Гришка что-то промычал в ответ, явно неосмысленно, но, уловив мой ровный тон, понял, что бить его кочергой я не собираюсь. Даже улыбнулся, поправил на плече свой ржавый топор и, не говоря больше ни слова, юркнул в чащу, исчез, будто растворился в темноте. Ну а я повернулся к столу.
— А вы смелый, Андрей Григорьевич, — восхищённо воскликнул Мещерский, протягивая мне рюмку, доверху наполненную. — Напугал нас этот Гришка!
— А чего он, простите, по лесу-то с топором бродит? — спросил я, принимая рюмку, но пить не торопясь.
— Кто ж его знает, — отозвался уже начальник милиции. — Уже не первый год замечаем его в лесу. Так-то он безобидный. Жалко парня. Семья-то приличная, Лазовские. Уважаемые люди у нас. Но… вот дал бог им сына.
— И что, насколько он слаб умом? — уточнил я.
Ответил мне сухонький мужичок в очках, носивший аккуратно подстриженные усы и щеточку бородки. По его ответу я понял: медик. Ну, а учитывая, какой контингент здесь собрался, можно предположить, что главврач, не меньше.
— У него классическая олигофрения. Стойкая умственная отсталость врождённого характера, — вещал «профессор». — Либо генетика дала, так сказать, сбой, либо внутриутробная патология. Судя по всему, степень умеренная. Развитие — как у ребёнка лет шести-восьми.
— Восьми? — переспросил я. — А разговаривать не умеет.
— Наш Гриша Лазовский умом не блещет, но говорить может, — заверила медицина, похрустывая грибочком. — Речь, конечно, бедная, логика примитивная. Но имеется.
— Ему бы подлечиться. Орал так, будто режут.
— Больные с подобным диагнозом, бывает, издают такие вот истошные вопли. Но, уверяю вас, Андрей Григорьевич, Лазовский-младший совсем не опасен, но и самостоятельной жизни не ведёт. Его семья о нем заботится.

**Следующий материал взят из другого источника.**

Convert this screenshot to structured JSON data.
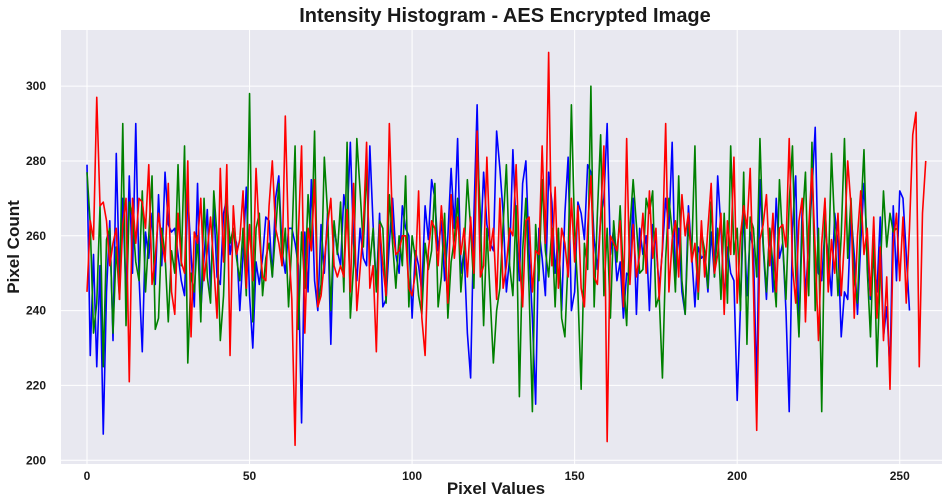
{
  "chart_data": {
    "type": "line",
    "title": "Intensity Histogram - AES Encrypted Image",
    "xlabel": "Pixel Values",
    "ylabel": "Pixel Count",
    "xlim": [
      -8,
      263
    ],
    "ylim": [
      199,
      315
    ],
    "xticks": [
      0,
      50,
      100,
      150,
      200,
      250
    ],
    "yticks": [
      200,
      220,
      240,
      260,
      280,
      300
    ],
    "grid": true,
    "background": "#e8e8f0",
    "series": [
      {
        "color": "#0000ff",
        "values": [
          279,
          228,
          255,
          225,
          252,
          207,
          245,
          264,
          232,
          282,
          248,
          270,
          244,
          276,
          250,
          290,
          249,
          229,
          261,
          254,
          266,
          247,
          271,
          252,
          277,
          263,
          261,
          262,
          255,
          248,
          244,
          271,
          255,
          241,
          274,
          240,
          254,
          267,
          245,
          268,
          249,
          247,
          266,
          270,
          255,
          261,
          258,
          240,
          255,
          273,
          244,
          230,
          253,
          247,
          254,
          265,
          264,
          249,
          270,
          276,
          256,
          250,
          262,
          262,
          258,
          252,
          210,
          261,
          245,
          275,
          248,
          240,
          263,
          250,
          266,
          231,
          263,
          256,
          252,
          271,
          264,
          285,
          258,
          248,
          262,
          254,
          252,
          284,
          263,
          246,
          266,
          241,
          243,
          258,
          270,
          255,
          250,
          268,
          262,
          260,
          238,
          256,
          252,
          245,
          268,
          259,
          275,
          270,
          256,
          264,
          248,
          260,
          278,
          262,
          286,
          250,
          256,
          234,
          222,
          265,
          295,
          256,
          277,
          263,
          258,
          256,
          288,
          278,
          266,
          245,
          254,
          283,
          262,
          248,
          274,
          280,
          255,
          238,
          215,
          262,
          254,
          244,
          277,
          269,
          250,
          261,
          240,
          266,
          281,
          240,
          245,
          269,
          266,
          259,
          279,
          277,
          259,
          251,
          265,
          270,
          290,
          255,
          262,
          248,
          253,
          238,
          250,
          249,
          270,
          239,
          262,
          255,
          260,
          240,
          263,
          258,
          246,
          256,
          270,
          262,
          285,
          247,
          262,
          245,
          239,
          268,
          255,
          241,
          257,
          254,
          255,
          245,
          261,
          249,
          276,
          262,
          243,
          257,
          250,
          248,
          216,
          241,
          267,
          244,
          261,
          256,
          219,
          275,
          257,
          243,
          262,
          245,
          270,
          254,
          258,
          240,
          213,
          262,
          276,
          234,
          268,
          244,
          258,
          272,
          289,
          250,
          248,
          262,
          255,
          244,
          266,
          258,
          233,
          245,
          243,
          266,
          255,
          239,
          258,
          274,
          257,
          243,
          254,
          245,
          265,
          233,
          241,
          224,
          268,
          248,
          272,
          270,
          255,
          240
        ]
      },
      {
        "color": "#008000",
        "values": [
          277,
          263,
          234,
          242,
          268,
          225,
          259,
          262,
          234,
          257,
          243,
          290,
          236,
          269,
          265,
          253,
          248,
          272,
          245,
          260,
          276,
          235,
          238,
          262,
          255,
          237,
          256,
          250,
          279,
          252,
          284,
          226,
          250,
          245,
          260,
          237,
          270,
          249,
          242,
          272,
          260,
          232,
          244,
          270,
          258,
          262,
          254,
          248,
          262,
          244,
          298,
          237,
          262,
          266,
          244,
          254,
          258,
          249,
          261,
          274,
          252,
          262,
          241,
          258,
          284,
          235,
          261,
          246,
          271,
          256,
          288,
          241,
          247,
          281,
          266,
          240,
          264,
          255,
          269,
          245,
          285,
          238,
          252,
          286,
          272,
          257,
          278,
          252,
          262,
          245,
          264,
          262,
          242,
          271,
          258,
          246,
          260,
          252,
          276,
          241,
          260,
          254,
          244,
          239,
          258,
          251,
          256,
          274,
          241,
          249,
          266,
          238,
          253,
          259,
          270,
          245,
          256,
          275,
          262,
          246,
          285,
          265,
          236,
          262,
          244,
          226,
          240,
          246,
          263,
          279,
          252,
          244,
          268,
          217,
          256,
          270,
          245,
          213,
          263,
          248,
          275,
          256,
          249,
          262,
          241,
          262,
          238,
          233,
          254,
          295,
          261,
          245,
          219,
          258,
          251,
          300,
          241,
          266,
          287,
          244,
          262,
          238,
          264,
          253,
          268,
          249,
          236,
          262,
          275,
          263,
          250,
          251,
          270,
          266,
          272,
          241,
          244,
          222,
          254,
          270,
          261,
          245,
          276,
          248,
          239,
          263,
          255,
          284,
          243,
          261,
          256,
          246,
          269,
          249,
          262,
          243,
          266,
          242,
          284,
          255,
          262,
          240,
          277,
          231,
          265,
          262,
          249,
          286,
          258,
          245,
          262,
          252,
          241,
          275,
          258,
          243,
          269,
          284,
          250,
          233,
          263,
          277,
          244,
          285,
          240,
          262,
          213,
          269,
          249,
          282,
          262,
          244,
          260,
          286,
          254,
          270,
          248,
          242,
          265,
          283,
          251,
          233,
          260,
          225,
          250,
          272,
          257,
          266,
          261,
          262
        ]
      },
      {
        "color": "#ff0000",
        "values": [
          245,
          264,
          259,
          297,
          268,
          269,
          264,
          252,
          258,
          262,
          243,
          263,
          270,
          221,
          270,
          258,
          270,
          269,
          262,
          279,
          247,
          254,
          266,
          259,
          253,
          274,
          245,
          239,
          266,
          253,
          250,
          280,
          233,
          261,
          258,
          270,
          248,
          256,
          265,
          252,
          238,
          278,
          253,
          279,
          228,
          268,
          255,
          259,
          272,
          246,
          263,
          248,
          278,
          260,
          249,
          248,
          268,
          280,
          262,
          258,
          252,
          292,
          258,
          243,
          204,
          260,
          284,
          234,
          262,
          256,
          275,
          241,
          244,
          253,
          263,
          270,
          252,
          249,
          252,
          249,
          267,
          245,
          274,
          240,
          251,
          262,
          285,
          246,
          252,
          229,
          263,
          252,
          244,
          290,
          262,
          255,
          256,
          260,
          260,
          246,
          244,
          250,
          272,
          238,
          228,
          256,
          264,
          262,
          252,
          268,
          256,
          242,
          271,
          254,
          265,
          255,
          262,
          249,
          265,
          250,
          288,
          249,
          252,
          281,
          256,
          262,
          243,
          270,
          246,
          252,
          262,
          260,
          279,
          254,
          241,
          264,
          265,
          245,
          256,
          255,
          284,
          258,
          309,
          252,
          273,
          246,
          262,
          258,
          249,
          270,
          253,
          268,
          246,
          241,
          262,
          276,
          249,
          247,
          265,
          284,
          205,
          260,
          258,
          256,
          264,
          241,
          286,
          247,
          263,
          249,
          255,
          266,
          250,
          272,
          254,
          262,
          243,
          257,
          290,
          245,
          259,
          264,
          249,
          271,
          260,
          266,
          253,
          258,
          245,
          264,
          249,
          262,
          274,
          250,
          255,
          266,
          239,
          264,
          255,
          281,
          242,
          260,
          268,
          262,
          278,
          246,
          208,
          259,
          263,
          271,
          252,
          266,
          245,
          262,
          263,
          257,
          286,
          252,
          242,
          264,
          270,
          237,
          262,
          278,
          256,
          232,
          258,
          270,
          245,
          259,
          250,
          266,
          244,
          259,
          280,
          268,
          238,
          260,
          272,
          255,
          262,
          244,
          265,
          238,
          257,
          232,
          249,
          219,
          258,
          266,
          248,
          265,
          242,
          262,
          287,
          293,
          225,
          266,
          280
        ]
      }
    ]
  }
}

— Так заботятся, что ночью в лес с топором отпускают?
Я покачал головой, а про себя подумал — странное место этот Нижний Лесовск. Люди пропадают, озеро темнеет ни с того, ни с сего, дурачок с топором по ночам шастает. И никто, вроде, не удивлён. Всё как будто в порядке вещей.
Окружающие, заметив мою настороженность, стали наперебой уверять:
— Да он добрейший парнишка, Андрей Григорьевич.
— С ребятишками в войнушку играет.
— На речке червей копает, рыбачкам помогает.
— Только бы дали удочку подержать да леща вытащить. На всё готов.
Тем временем застолье продолжалось. Тосты шли один за другим. Каждый считал своим долгом мне подлить, будто сговорились: споить москвича любой ценой. Я вежливо принимал, но больше налегал на закуску — жирную баранину, соленья, сёмгу, чтобы не окосеть. Пару раз и вовсе незаметно вылил рюмку под стол — в траву, как в воду.